Mank, Federico Fellini, Ford Fairlane and More: My Films of the Week #11

As a lifelong cinephile, I have always consumed a copious amount of films. In this new feature, I keep track of the films I watch during the week. (Also, Click here to buy my book of thoughts on film, Eye of the Beholder, on Amazon!)


The Adventures of Ford Fairlane
dir. Renny Harlin
USA, 1990

I cannot be the only person in the world who feels this ’90s classic is criminally underrated and should be re-evaluated. A perfect vehicle for Andrew “Dice” Clay. This film is a surrealist comedy take on old noir tropes, viewed through the lens of a cocaine addict. That’s the best way I can describe this highly entertaining rollercoaster ride of a movie.


Ginger and Fred
dir. Federico Fellini
Italy/France/West Germany, 1986

A dancing couple, popular in wartime entertainment, reunites on a trashy TV show decades after becoming estranged. This may be one of Fellini’s funniest movies.
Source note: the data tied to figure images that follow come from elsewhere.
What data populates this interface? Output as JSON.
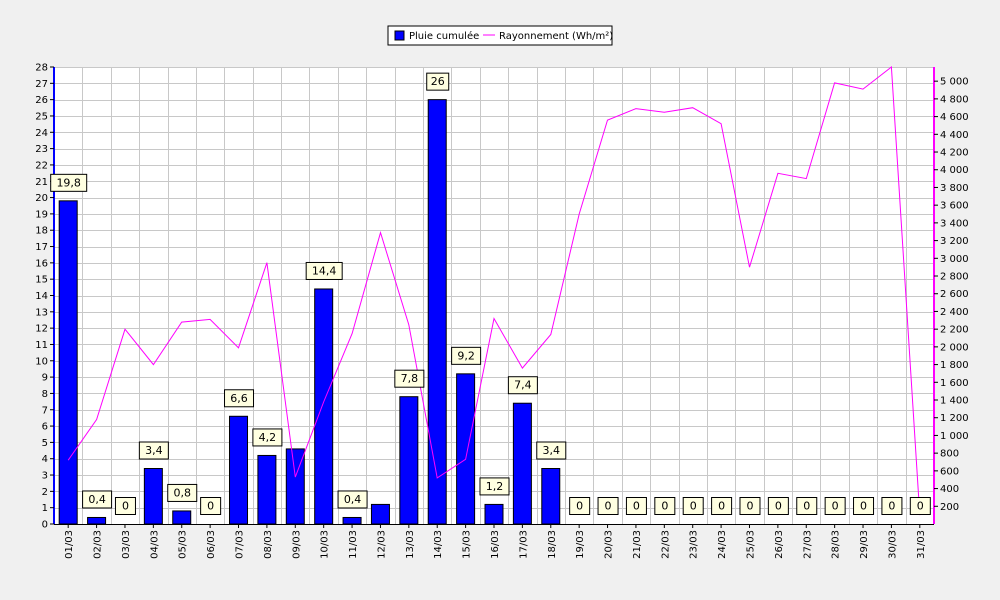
{
  "chart_data": {
    "type": "bar",
    "categories": [
      "01/03",
      "02/03",
      "03/03",
      "04/03",
      "05/03",
      "06/03",
      "07/03",
      "08/03",
      "09/03",
      "10/03",
      "11/03",
      "12/03",
      "13/03",
      "14/03",
      "15/03",
      "16/03",
      "17/03",
      "18/03",
      "19/03",
      "20/03",
      "21/03",
      "22/03",
      "23/03",
      "24/03",
      "25/03",
      "26/03",
      "27/03",
      "28/03",
      "29/03",
      "30/03",
      "31/03"
    ],
    "series": [
      {
        "name": "Pluie cumulée",
        "kind": "bar",
        "axis": "left",
        "color": "#0000ff",
        "values": [
          19.8,
          0.4,
          0,
          3.4,
          0.8,
          0,
          6.6,
          4.2,
          4.6,
          14.4,
          0.4,
          1.2,
          7.8,
          26,
          9.2,
          1.2,
          7.4,
          3.4,
          0,
          0,
          0,
          0,
          0,
          0,
          0,
          0,
          0,
          0,
          0,
          0,
          0
        ],
        "labels": [
          "19,8",
          "0,4",
          "0",
          "3,4",
          "0,8",
          "0",
          "6,6",
          "4,2",
          "",
          "14,4",
          "0,4",
          "",
          "7,8",
          "26",
          "9,2",
          "1,2",
          "7,4",
          "3,4",
          "0",
          "0",
          "0",
          "0",
          "0",
          "0",
          "0",
          "0",
          "0",
          "0",
          "0",
          "0",
          "0"
        ]
      },
      {
        "name": "Rayonnement (Wh/m²)",
        "kind": "line",
        "axis": "right",
        "color": "#ff00ff",
        "values": [
          720,
          1180,
          2200,
          1800,
          2280,
          2310,
          1990,
          2950,
          530,
          1380,
          2150,
          3290,
          2250,
          520,
          730,
          2320,
          1760,
          2140,
          3500,
          4560,
          4690,
          4650,
          4700,
          4520,
          2900,
          3960,
          3900,
          4980,
          4910,
          5160,
          100
        ]
      }
    ],
    "ylim_left": [
      0,
      28
    ],
    "yticks_left": [
      0,
      1,
      2,
      3,
      4,
      5,
      6,
      7,
      8,
      9,
      10,
      11,
      12,
      13,
      14,
      15,
      16,
      17,
      18,
      19,
      20,
      21,
      22,
      23,
      24,
      25,
      26,
      27,
      28
    ],
    "ylim_right": [
      0,
      5160
    ],
    "yticks_right": [
      200,
      400,
      600,
      800,
      1000,
      1200,
      1400,
      1600,
      1800,
      2000,
      2200,
      2400,
      2600,
      2800,
      3000,
      3200,
      3400,
      3600,
      3800,
      4000,
      4200,
      4400,
      4600,
      4800,
      5000
    ],
    "ytick_labels_right": [
      "200",
      "400",
      "600",
      "800",
      "1 000",
      "1 200",
      "1 400",
      "1 600",
      "1 800",
      "2 000",
      "2 200",
      "2 400",
      "2 600",
      "2 800",
      "3 000",
      "3 200",
      "3 400",
      "3 600",
      "3 800",
      "4 000",
      "4 200",
      "4 400",
      "4 600",
      "4 800",
      "5 000"
    ],
    "grid": true,
    "legend_position": "top-center"
  }
}
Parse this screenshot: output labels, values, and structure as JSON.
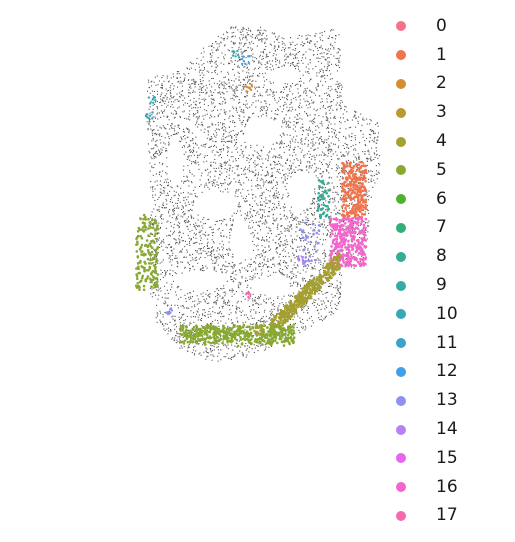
{
  "chart_data": {
    "type": "scatter",
    "title": "",
    "xlabel": "",
    "ylabel": "",
    "axes_visible": false,
    "grid": false,
    "background_points_color": "#555555",
    "legend_position": "right",
    "legend": [
      {
        "label": "0",
        "color": "#f77189"
      },
      {
        "label": "1",
        "color": "#f0744c"
      },
      {
        "label": "2",
        "color": "#d58c32"
      },
      {
        "label": "3",
        "color": "#bb9832"
      },
      {
        "label": "4",
        "color": "#a4a031"
      },
      {
        "label": "5",
        "color": "#88a931"
      },
      {
        "label": "6",
        "color": "#50b131"
      },
      {
        "label": "7",
        "color": "#34ae78"
      },
      {
        "label": "8",
        "color": "#35ac95"
      },
      {
        "label": "9",
        "color": "#36aaa7"
      },
      {
        "label": "10",
        "color": "#38a8b6"
      },
      {
        "label": "11",
        "color": "#3ba3c8"
      },
      {
        "label": "12",
        "color": "#41a0e8"
      },
      {
        "label": "13",
        "color": "#8f90f2"
      },
      {
        "label": "14",
        "color": "#b880f4"
      },
      {
        "label": "15",
        "color": "#e565ee"
      },
      {
        "label": "16",
        "color": "#f565cc"
      },
      {
        "label": "17",
        "color": "#f66bac"
      }
    ],
    "highlighted_regions": [
      {
        "cluster": "1",
        "description": "right edge upper block"
      },
      {
        "cluster": "16",
        "description": "right edge block below cluster 1"
      },
      {
        "cluster": "4",
        "description": "lower right curved band"
      },
      {
        "cluster": "5",
        "description": "bottom arc and left edge"
      },
      {
        "cluster": "8",
        "description": "small strip near right edge"
      },
      {
        "cluster": "13",
        "description": "scattered along inner right"
      }
    ]
  }
}
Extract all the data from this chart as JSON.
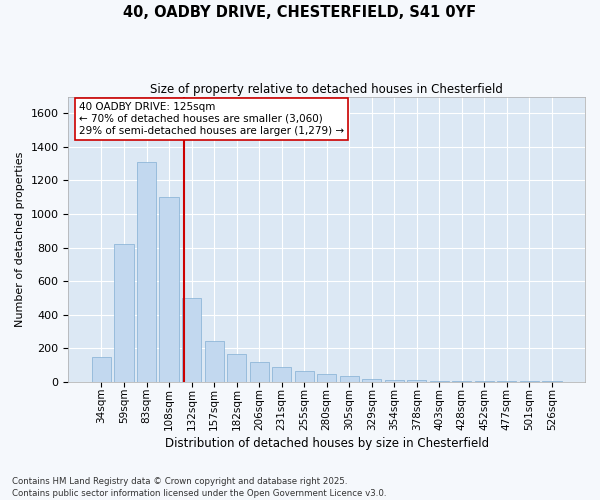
{
  "title_line1": "40, OADBY DRIVE, CHESTERFIELD, S41 0YF",
  "title_line2": "Size of property relative to detached houses in Chesterfield",
  "xlabel": "Distribution of detached houses by size in Chesterfield",
  "ylabel": "Number of detached properties",
  "bar_color": "#c2d8ef",
  "bar_edge_color": "#82afd3",
  "bg_color": "#dce8f4",
  "fig_bg_color": "#f5f8fc",
  "grid_color": "#ffffff",
  "vline_color": "#cc0000",
  "annotation_text": "40 OADBY DRIVE: 125sqm\n← 70% of detached houses are smaller (3,060)\n29% of semi-detached houses are larger (1,279) →",
  "annotation_box_facecolor": "#ffffff",
  "annotation_box_edgecolor": "#cc0000",
  "categories": [
    "34sqm",
    "59sqm",
    "83sqm",
    "108sqm",
    "132sqm",
    "157sqm",
    "182sqm",
    "206sqm",
    "231sqm",
    "255sqm",
    "280sqm",
    "305sqm",
    "329sqm",
    "354sqm",
    "378sqm",
    "403sqm",
    "428sqm",
    "452sqm",
    "477sqm",
    "501sqm",
    "526sqm"
  ],
  "values": [
    150,
    820,
    1310,
    1100,
    500,
    240,
    165,
    120,
    90,
    65,
    45,
    35,
    15,
    12,
    10,
    7,
    5,
    4,
    3,
    2,
    2
  ],
  "ylim_max": 1700,
  "yticks": [
    0,
    200,
    400,
    600,
    800,
    1000,
    1200,
    1400,
    1600
  ],
  "bin_starts": [
    34,
    59,
    83,
    108,
    132,
    157,
    182,
    206,
    231,
    255,
    280,
    305,
    329,
    354,
    378,
    403,
    428,
    452,
    477,
    501,
    526
  ],
  "bin_width": 25,
  "property_sqm": 125,
  "footnote": "Contains HM Land Registry data © Crown copyright and database right 2025.\nContains public sector information licensed under the Open Government Licence v3.0."
}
But his take on television is not a condemning satire; he chooses instead to be fascinated by its eccentricity and the colorful, bizarre characters that populate it.


dir. Amir Ramses
Egypt, 2020

A daughter reunites with her estranged mother, fresh out of jail, over the course of one night. Amir Ramses takes on taboos in Egyptian society, occasionally stumbling on the restrictions he imposes on his film – namely the fact that it mostly takes place in one location and over a restrictive period of time. However, he also doesn’t exaggerate the drama and the subtlety works in its favor.


dir. David Fincher
USA, 2020

Another underwhelming biographical movie. Style over substance. This one explores the life of Herman J. Mankiewicz as he writes the screenplay of Citizen Kane. Even overlooking the historical inaccuracies, the character of Mankiewicz is too caricatural and Gary Oldman doesn’t seem to know how to approach it. Critics almost automatically seem to have fallen for it. But I’ll be damned if this film won’t be forgotten in a few years.


Lift Like a Girl
dir. Mayye Zayed
Egypt/Germany/Demark, 2020

A documentary on a group of young women trained as professional weightlifters in Alexandria, Egypt, by a larger-than-life character named Captain Ramadan. An inspiring observational documentary about a little-known story. Aside from it making you feel thankful for the potential of documentaries to captures such truths about life that would otherwise remain unseen, it also manages to make sophisticated observations on how concepts of gender shape perceptions and even communications in society.


Get Out
dir. Jordan Peele
USA, 2017

One of the most defining psychological thrillers of recent memory, brimming originality, including via its distinctly black perspective. The film draws on racial conflicts in America but never overplays metaphorical representation. The fact that it remains so grounded and gripping actually adds to its effectiveness. It’s fair to say that Get Out rightly granted Jordan Peele “master of horror” status.


dir. Rick Alverson
USA, 2015

Though it’s an American flick, it feels more influenced by Michelangelo Antonioni. Though it’s about a traveling comedian, this movie is an anti-comedy. Despite the title, this is not entertainment. In other words, this is kind of the opposite of anything you may expect on the surface. And that’s kind of the point, as well as why it works so well.